March 10, 2014

Vol. 29 , No. 10   


View Entire Issue (Vol. 29 , No. 10)


The Evidence for a Discernible Human Influence on Global Climate
BENJAMIN SANTER
WEDNESDAY, MARCH 12, 2014

Benjamin Santer is an atmospheric scientist at Lawrence Livermore National Laboratory (LLNL). His research focuses on such topics as climate model evaluation, the use of statistical methods in climate science, and the identification of natural and human “fingerprints” in observed climate records. Santer’s early research on the climatic effects of combined changes in greenhouse gases and sulfate aerosols contributed to the historic “discernible human influence” conclusion of the 1995 Report by the Intergovernmental Panel on Climate Change (IPCC). His recent work has attempted to identify human fingerprints in a number of different climate variables, such as tropopause height, atmospheric water vapor, the temperature of the stratosphere and troposphere, ocean heat content, and ocean surface temperatures in hurricane formation regions.

Santer holds a Ph.D. in Climatology from the University of East Anglia, England. After completion of his Ph.D. in 1987, he spent five years at the Max-Planck Institute for Meteorology in Germany, where he worked on the development and application of climate fingerprinting methods. In 1992, Santer joined LLNL’s Program for Climate Model Diagnosis and Intercomparison (PCMDI).

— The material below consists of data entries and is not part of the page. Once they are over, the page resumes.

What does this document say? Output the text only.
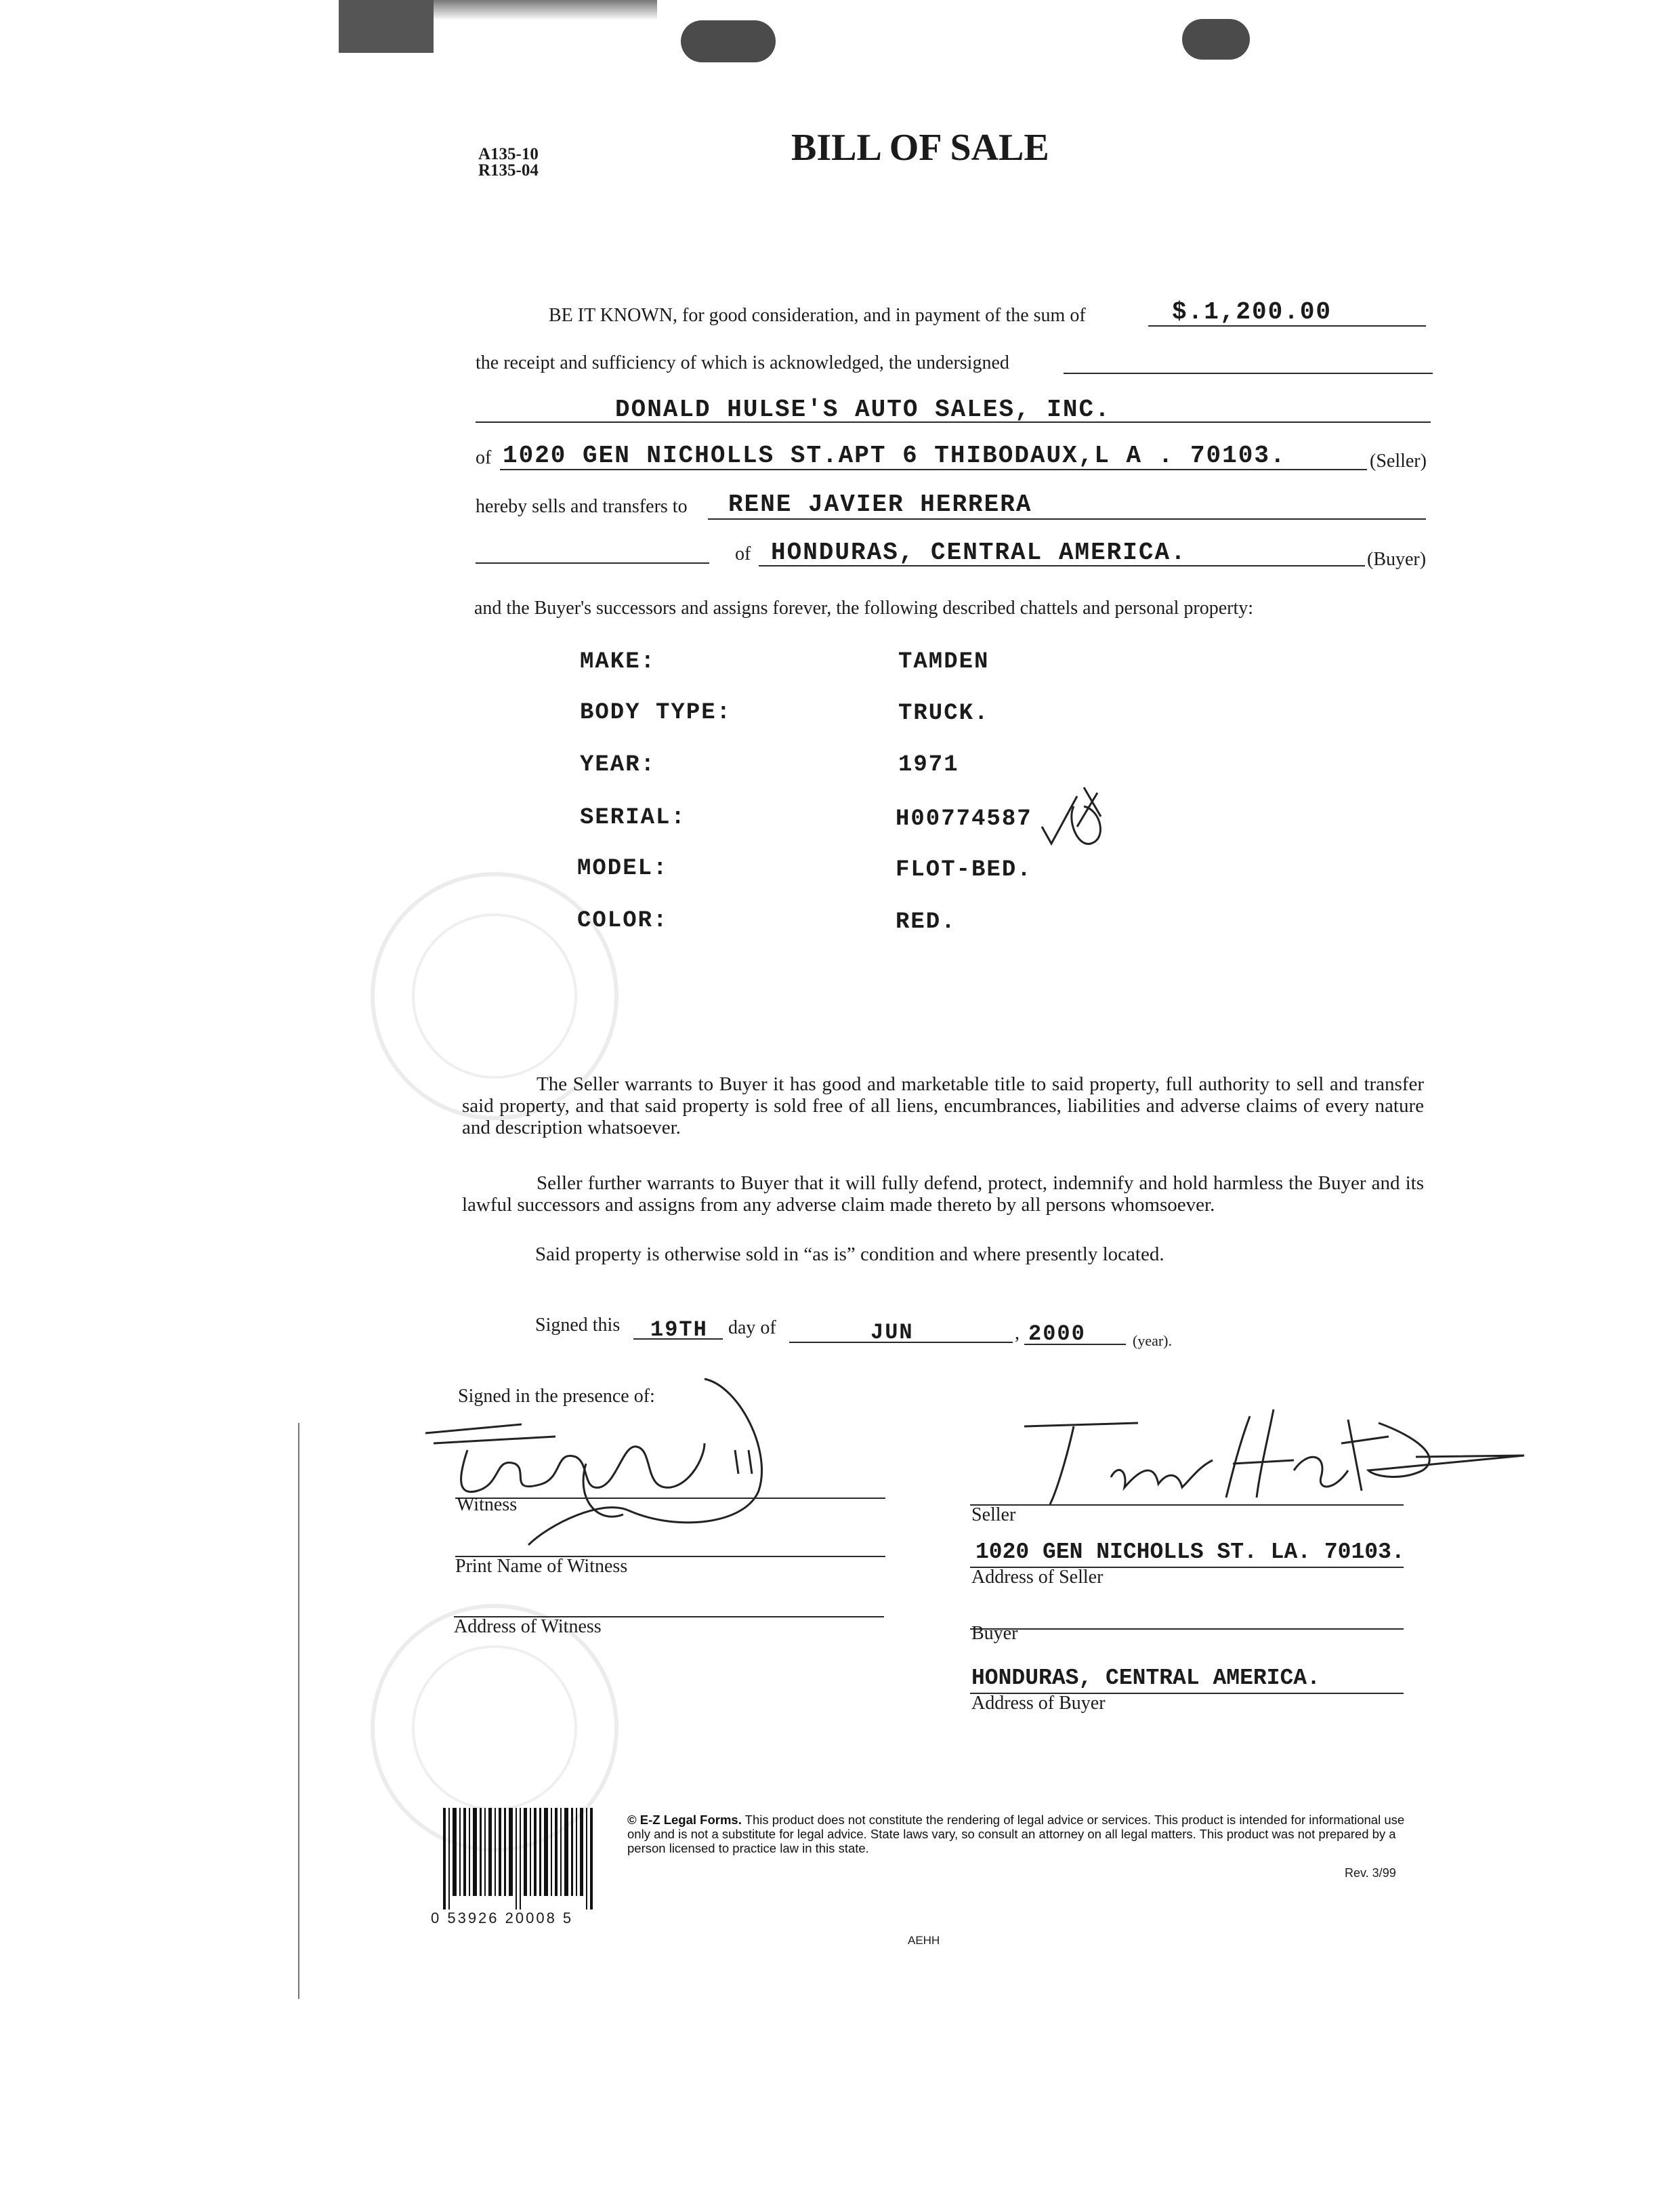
A135-10
R135-04
BILL OF SALE
BE IT KNOWN, for good consideration, and in payment of the sum of	$.1,200.00
the receipt and sufficiency of which is acknowledged, the undersigned
DONALD HULSE'S AUTO SALES, INC.
of 1020 GEN NICHOLLS ST.APT 6 THIBODAUX,L A . 70103.	(Seller)
hereby sells and transfers to RENE JAVIER HERRERA
of HONDURAS, CENTRAL AMERICA.	(Buyer)
and the Buyer's successors and assigns forever, the following described chattels and personal property:
MAKE:	TAMDEN
BODY TYPE:	TRUCK.
YEAR:	1971
SERIAL:	H00774587
MODEL:	FLOT-BED.
COLOR:	RED.
The Seller warrants to Buyer it has good and marketable title to said property, full authority to sell and transfer said property, and that said property is sold free of all liens, encumbrances, liabilities and adverse claims of every nature and description whatsoever.
Seller further warrants to Buyer that it will fully defend, protect, indemnify and hold harmless the Buyer and its lawful successors and assigns from any adverse claim made thereto by all persons whomsoever.
Said property is otherwise sold in “as is” condition and where presently located.
Signed this 19TH day of	JUN	, 2000	(year).
Signed in the presence of:
Witness
Print Name of Witness
Address of Witness
Seller
1020 GEN NICHOLLS ST. LA. 70103.
Address of Seller
Buyer
HONDURAS, CENTRAL AMERICA.
Address of Buyer
0 53926 20008 5
© E-Z Legal Forms. This product does not constitute the rendering of legal advice or services. This product is intended for informational use only and is not a substitute for legal advice. State laws vary, so consult an attorney on all legal matters. This product was not prepared by a person licensed to practice law in this state.
Rev. 3/99
AEHH
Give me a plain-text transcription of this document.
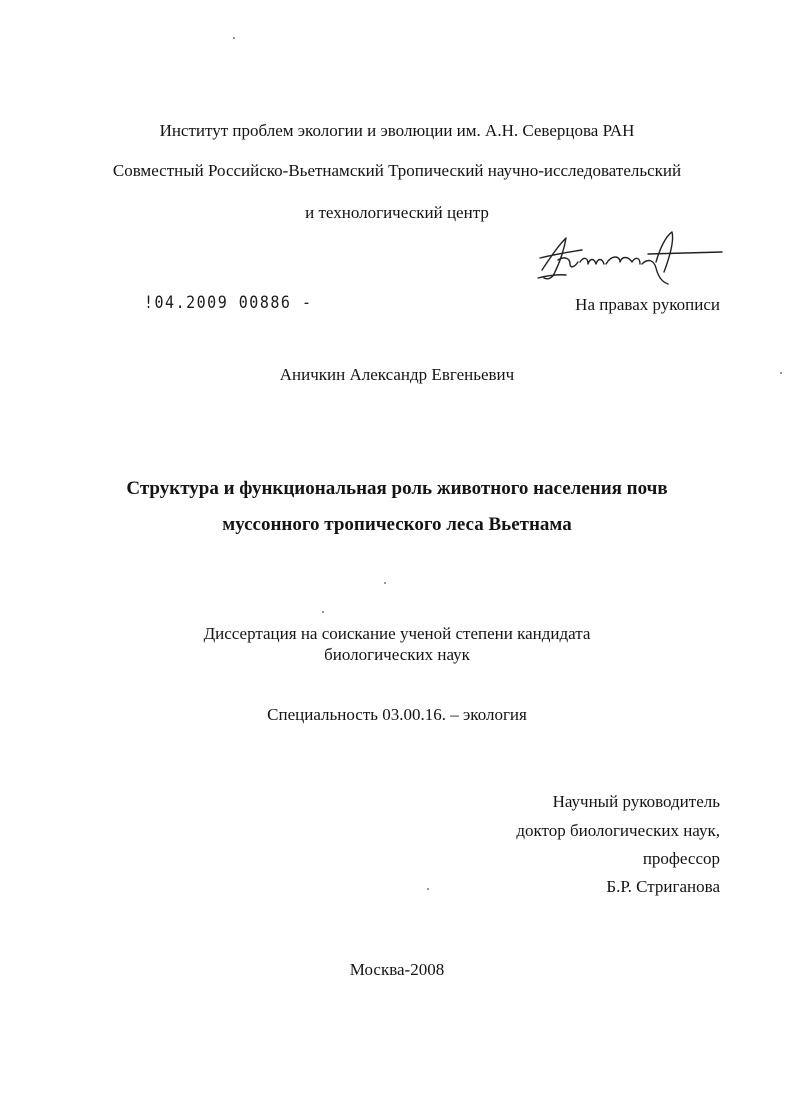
Институт проблем экологии и эволюции им. А.Н. Северцова РАН
Совместный Российско-Вьетнамский Тропический научно-исследовательский
и технологический центр
!04.2009 00886 -	На правах рукописи
Аничкин Александр Евгеньевич
Структура и функциональная роль животного населения почв
муссонного тропического леса Вьетнама
Диссертация на соискание ученой степени кандидата
биологических наук
Специальность 03.00.16. – экология
Научный руководитель
доктор биологических наук,
профессор
Б.Р. Стриганова
Москва-2008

Ben Santer served as Convening Lead Author of the climate-change detection and attribution chapter of the 1995 IPCC report. His awards include a MacArthur Fellowship (1998), the U.S. Department of Energy’s E.O. Lawrence Award (2002), and membership in the U.S. National Academy of Sciences (2011). His lecture is part of a semester-long series on environmental leadership. In his talk, Santer will respond to Dr. Patrick Michaels’ Athenaeum lecture on February 19.